Following two successful seasons of Forgotten TV Drama at BFI Southbank in 2015 and 2017, as part of the AHRC-funded Forgotten TV Drama research project, the Centre for the History of Television Culture and Production in the Department of Media Arts at Royal Holloway has co-curated another season, this time of Forgotten Black British Television Drama, running throughout February 2019.
Programmed by Lez Cooke, Honorary Research Fellow in the Department of Media Arts, Co-Investigator of the AHRC project and the author of several books on British television drama, and Stephen Bourne, author of books on black history and culture, the season showcases the work of some of the most outstanding African and Caribbean writers of their generation, such as Jan Carew, Sylvia Wynter, Barry Reckord, Michael Abbensetts, Jamal Ali, Buchi Emecheta, Caryl Phillips, Mustapha Matura and Trix Worrell, and features pioneering black British actors including Lloyd Reckord, Horace James, Don Warrington, Cleo Sylvestre, Thomas Baptiste, Norman Beaton, Carmen Munroe, Rudolph Walker and Mona Hammond. There will also be the first screening since 1961 of a play written for the legendary American entertainer Sammy Davis Jr in a rare dramatic role.

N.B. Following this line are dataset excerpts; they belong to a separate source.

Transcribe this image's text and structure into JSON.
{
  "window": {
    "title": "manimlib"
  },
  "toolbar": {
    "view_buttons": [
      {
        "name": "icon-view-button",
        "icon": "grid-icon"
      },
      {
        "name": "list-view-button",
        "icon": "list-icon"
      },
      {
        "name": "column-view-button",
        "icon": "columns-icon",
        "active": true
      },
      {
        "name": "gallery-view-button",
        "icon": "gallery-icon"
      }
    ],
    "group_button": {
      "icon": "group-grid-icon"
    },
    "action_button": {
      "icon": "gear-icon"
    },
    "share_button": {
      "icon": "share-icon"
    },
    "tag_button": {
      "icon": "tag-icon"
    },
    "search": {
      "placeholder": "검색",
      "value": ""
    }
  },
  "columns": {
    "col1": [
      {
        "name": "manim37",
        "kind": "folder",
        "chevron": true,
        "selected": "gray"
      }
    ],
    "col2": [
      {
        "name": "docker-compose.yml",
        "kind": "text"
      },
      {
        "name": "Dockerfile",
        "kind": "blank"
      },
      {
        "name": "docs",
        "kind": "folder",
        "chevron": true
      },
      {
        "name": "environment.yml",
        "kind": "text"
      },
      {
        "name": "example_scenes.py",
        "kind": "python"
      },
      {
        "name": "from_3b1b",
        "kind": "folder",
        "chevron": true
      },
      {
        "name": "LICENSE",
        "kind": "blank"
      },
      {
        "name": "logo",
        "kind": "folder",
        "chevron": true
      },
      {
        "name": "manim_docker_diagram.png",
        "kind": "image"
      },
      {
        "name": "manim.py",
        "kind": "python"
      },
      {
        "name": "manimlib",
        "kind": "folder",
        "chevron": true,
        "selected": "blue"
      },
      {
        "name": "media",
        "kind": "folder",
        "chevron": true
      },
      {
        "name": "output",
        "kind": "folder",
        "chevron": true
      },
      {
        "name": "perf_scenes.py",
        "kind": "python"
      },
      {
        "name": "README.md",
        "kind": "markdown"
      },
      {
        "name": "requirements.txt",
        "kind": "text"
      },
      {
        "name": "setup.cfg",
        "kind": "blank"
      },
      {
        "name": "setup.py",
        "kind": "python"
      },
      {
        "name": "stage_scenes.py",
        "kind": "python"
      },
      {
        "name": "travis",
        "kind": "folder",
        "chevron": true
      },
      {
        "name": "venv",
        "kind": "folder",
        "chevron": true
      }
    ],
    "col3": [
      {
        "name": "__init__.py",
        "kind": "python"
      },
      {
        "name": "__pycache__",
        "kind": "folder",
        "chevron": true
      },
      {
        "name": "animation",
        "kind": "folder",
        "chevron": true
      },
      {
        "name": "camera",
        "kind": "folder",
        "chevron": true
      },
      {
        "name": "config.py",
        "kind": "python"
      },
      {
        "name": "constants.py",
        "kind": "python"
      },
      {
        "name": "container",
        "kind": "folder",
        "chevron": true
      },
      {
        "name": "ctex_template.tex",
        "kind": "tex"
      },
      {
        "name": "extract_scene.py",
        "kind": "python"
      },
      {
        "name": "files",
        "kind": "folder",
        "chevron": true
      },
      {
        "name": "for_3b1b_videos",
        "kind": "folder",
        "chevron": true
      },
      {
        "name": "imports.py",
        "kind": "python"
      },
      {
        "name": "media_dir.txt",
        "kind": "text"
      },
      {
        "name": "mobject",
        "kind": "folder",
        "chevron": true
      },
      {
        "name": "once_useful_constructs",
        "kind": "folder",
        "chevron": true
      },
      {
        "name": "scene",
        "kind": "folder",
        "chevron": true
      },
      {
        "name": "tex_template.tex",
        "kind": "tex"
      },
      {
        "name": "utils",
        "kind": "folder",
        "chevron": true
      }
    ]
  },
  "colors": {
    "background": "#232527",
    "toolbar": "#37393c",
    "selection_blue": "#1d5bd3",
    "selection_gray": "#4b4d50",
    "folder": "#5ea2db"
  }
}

The season opens on Monday 4 February with a screening of Trix Worrell’s Just Like Mohicans (1985), which won Channel 4’s Debut ’84 prize for best script, followed by a panel discussion featuring Trix Worrell, screenwriters Daniel Fajemisin-Duncan and Marlon Smith, actor Susan Wokoma (work permitting) and season co-curator Stephen Bourne, chaired by broadcaster Brenda Emmanus.

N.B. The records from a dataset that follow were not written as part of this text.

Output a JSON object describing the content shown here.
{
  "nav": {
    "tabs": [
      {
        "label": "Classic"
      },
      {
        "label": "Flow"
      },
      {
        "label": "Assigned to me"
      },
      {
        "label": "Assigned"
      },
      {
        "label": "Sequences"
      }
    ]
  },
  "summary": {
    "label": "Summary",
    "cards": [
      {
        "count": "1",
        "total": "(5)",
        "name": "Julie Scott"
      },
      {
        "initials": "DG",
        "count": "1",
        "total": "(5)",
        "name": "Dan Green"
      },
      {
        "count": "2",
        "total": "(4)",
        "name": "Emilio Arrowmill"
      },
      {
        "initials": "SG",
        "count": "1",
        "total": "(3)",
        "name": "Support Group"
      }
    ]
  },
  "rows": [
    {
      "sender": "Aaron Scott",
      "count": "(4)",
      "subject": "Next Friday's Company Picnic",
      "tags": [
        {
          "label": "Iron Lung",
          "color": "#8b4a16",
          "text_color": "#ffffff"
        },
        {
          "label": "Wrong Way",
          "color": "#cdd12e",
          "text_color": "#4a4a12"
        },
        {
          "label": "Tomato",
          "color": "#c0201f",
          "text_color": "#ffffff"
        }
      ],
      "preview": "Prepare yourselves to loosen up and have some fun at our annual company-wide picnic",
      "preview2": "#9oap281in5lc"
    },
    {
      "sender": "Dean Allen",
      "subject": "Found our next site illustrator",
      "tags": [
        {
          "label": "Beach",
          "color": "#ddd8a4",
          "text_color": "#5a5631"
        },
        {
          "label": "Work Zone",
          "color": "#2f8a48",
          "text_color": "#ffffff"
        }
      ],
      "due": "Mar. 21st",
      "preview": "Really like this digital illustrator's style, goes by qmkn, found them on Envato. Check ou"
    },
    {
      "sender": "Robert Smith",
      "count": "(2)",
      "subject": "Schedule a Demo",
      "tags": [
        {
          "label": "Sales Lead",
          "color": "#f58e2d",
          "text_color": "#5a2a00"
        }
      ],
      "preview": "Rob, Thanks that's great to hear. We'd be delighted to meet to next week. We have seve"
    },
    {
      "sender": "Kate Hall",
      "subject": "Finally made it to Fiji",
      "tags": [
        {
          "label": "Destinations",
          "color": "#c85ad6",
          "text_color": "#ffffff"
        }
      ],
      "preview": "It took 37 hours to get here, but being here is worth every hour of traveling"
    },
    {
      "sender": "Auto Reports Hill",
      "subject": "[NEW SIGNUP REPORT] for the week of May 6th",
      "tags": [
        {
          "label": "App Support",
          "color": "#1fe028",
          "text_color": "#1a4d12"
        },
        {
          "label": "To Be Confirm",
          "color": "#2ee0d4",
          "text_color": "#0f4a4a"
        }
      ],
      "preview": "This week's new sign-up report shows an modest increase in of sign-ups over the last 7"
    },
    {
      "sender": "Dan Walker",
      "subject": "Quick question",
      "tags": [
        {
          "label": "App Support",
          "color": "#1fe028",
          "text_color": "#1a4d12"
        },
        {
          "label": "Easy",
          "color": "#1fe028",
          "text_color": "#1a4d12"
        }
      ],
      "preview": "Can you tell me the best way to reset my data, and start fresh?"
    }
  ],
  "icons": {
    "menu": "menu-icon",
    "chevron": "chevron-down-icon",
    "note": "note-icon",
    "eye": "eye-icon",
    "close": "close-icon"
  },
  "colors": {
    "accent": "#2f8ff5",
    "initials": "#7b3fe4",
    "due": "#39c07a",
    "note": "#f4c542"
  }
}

A screening of two dramas by Barry Reckord on Monday 11 February will be introduced by season co-curator Lez Cooke, producer Tara Prem, script editor Peter Ansorge and actor Don Warrington (work permitting) and it is hoped that other writers, directors and actors will attend some of the other screenings.

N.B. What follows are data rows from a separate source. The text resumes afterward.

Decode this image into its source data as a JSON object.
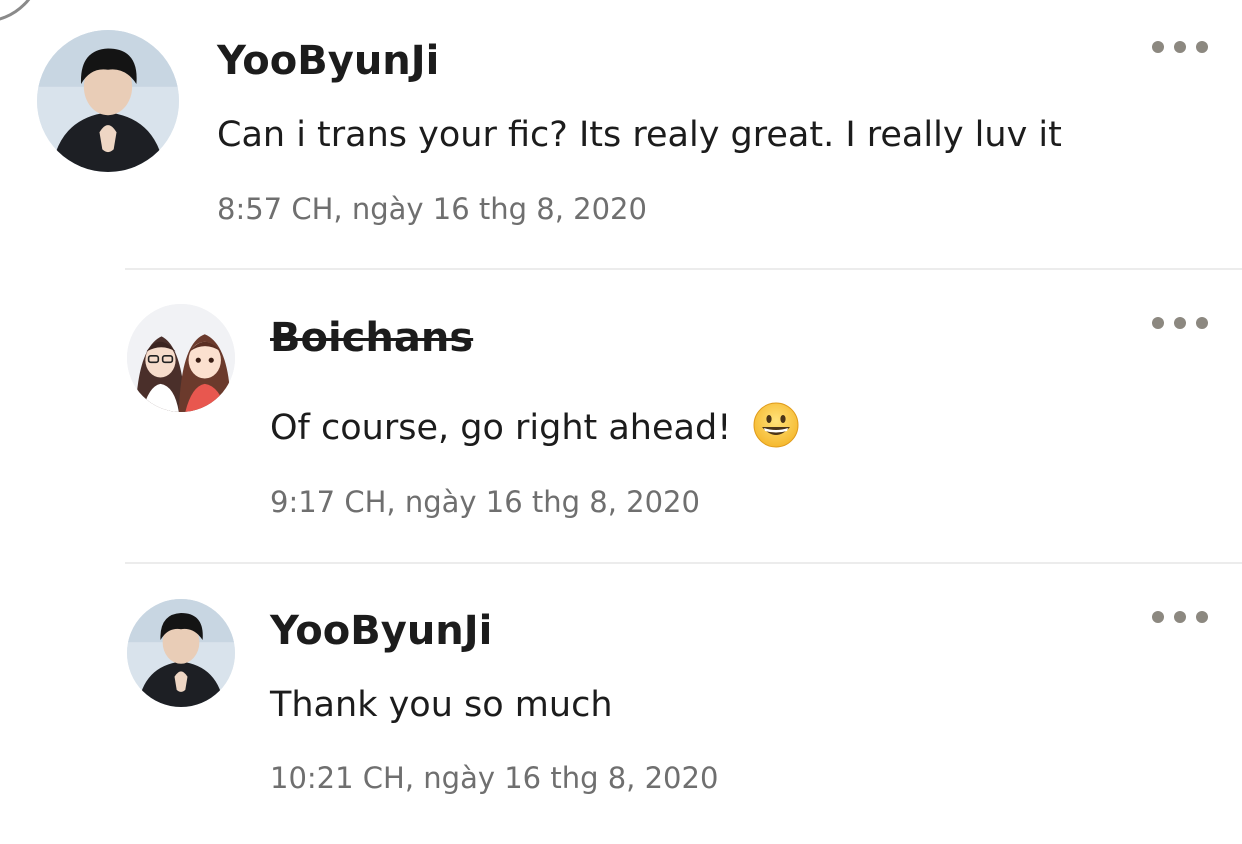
{
  "comments": [
    {
      "username": "YooByunJi",
      "message": "Can i trans your fic? Its realy great. I really luv it",
      "timestamp": "8:57 CH, ngày 16 thg 8, 2020",
      "struck_username": false,
      "avatar": "user-photo-avatar"
    },
    {
      "username": "Boichans",
      "message": "Of course, go right ahead!",
      "emoji": "grinning-face-emoji",
      "timestamp": "9:17 CH, ngày 16 thg 8, 2020",
      "struck_username": true,
      "avatar": "anime-girls-avatar"
    },
    {
      "username": "YooByunJi",
      "message": "Thank you so much",
      "timestamp": "10:21 CH, ngày 16 thg 8, 2020",
      "struck_username": false,
      "avatar": "user-photo-avatar"
    }
  ],
  "colors": {
    "text": "#1c1c1c",
    "timestamp": "#6f6f6f",
    "dots": "#8c8880",
    "divider": "#ececec"
  }
}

Full details of the season may be found on the Forgotten TV Drama website: https://forgottentelevisiondrama.wordpress.com/2019/01/10/forgotten-black-tv-drama-season-at-bfi-southbank-february-2019
Commenting on the season, Lez Cooke, co-curator and Honorary Research Fellow in the Dept of Media Arts, says “The Forgotten Black TV Drama season presents an opportunity to rediscover some neglected dramas from the past, many of them not seen since they were first broadcast, and to participate in a debate about the present opportunities and future possibilities for black British drama in a rapidly changing digital landscape”.
John Hill, Professor of Media at Royal Holloway, Co-Director of the Centre for the History of Television Culture and Production and Principal Investigator on the Forgotten TV Drama project, adds : “Although the funding for the Forgotten Television Drama has now ended the Centre for the History of Television Culture and Production is maintaining its commitment to research into, and making publicly available, television drama that has been forgotten or critically neglected. We are therefore delighted to shave been involved in the curation of a range of original and intriguing black British dramas that deserve to be better-known”.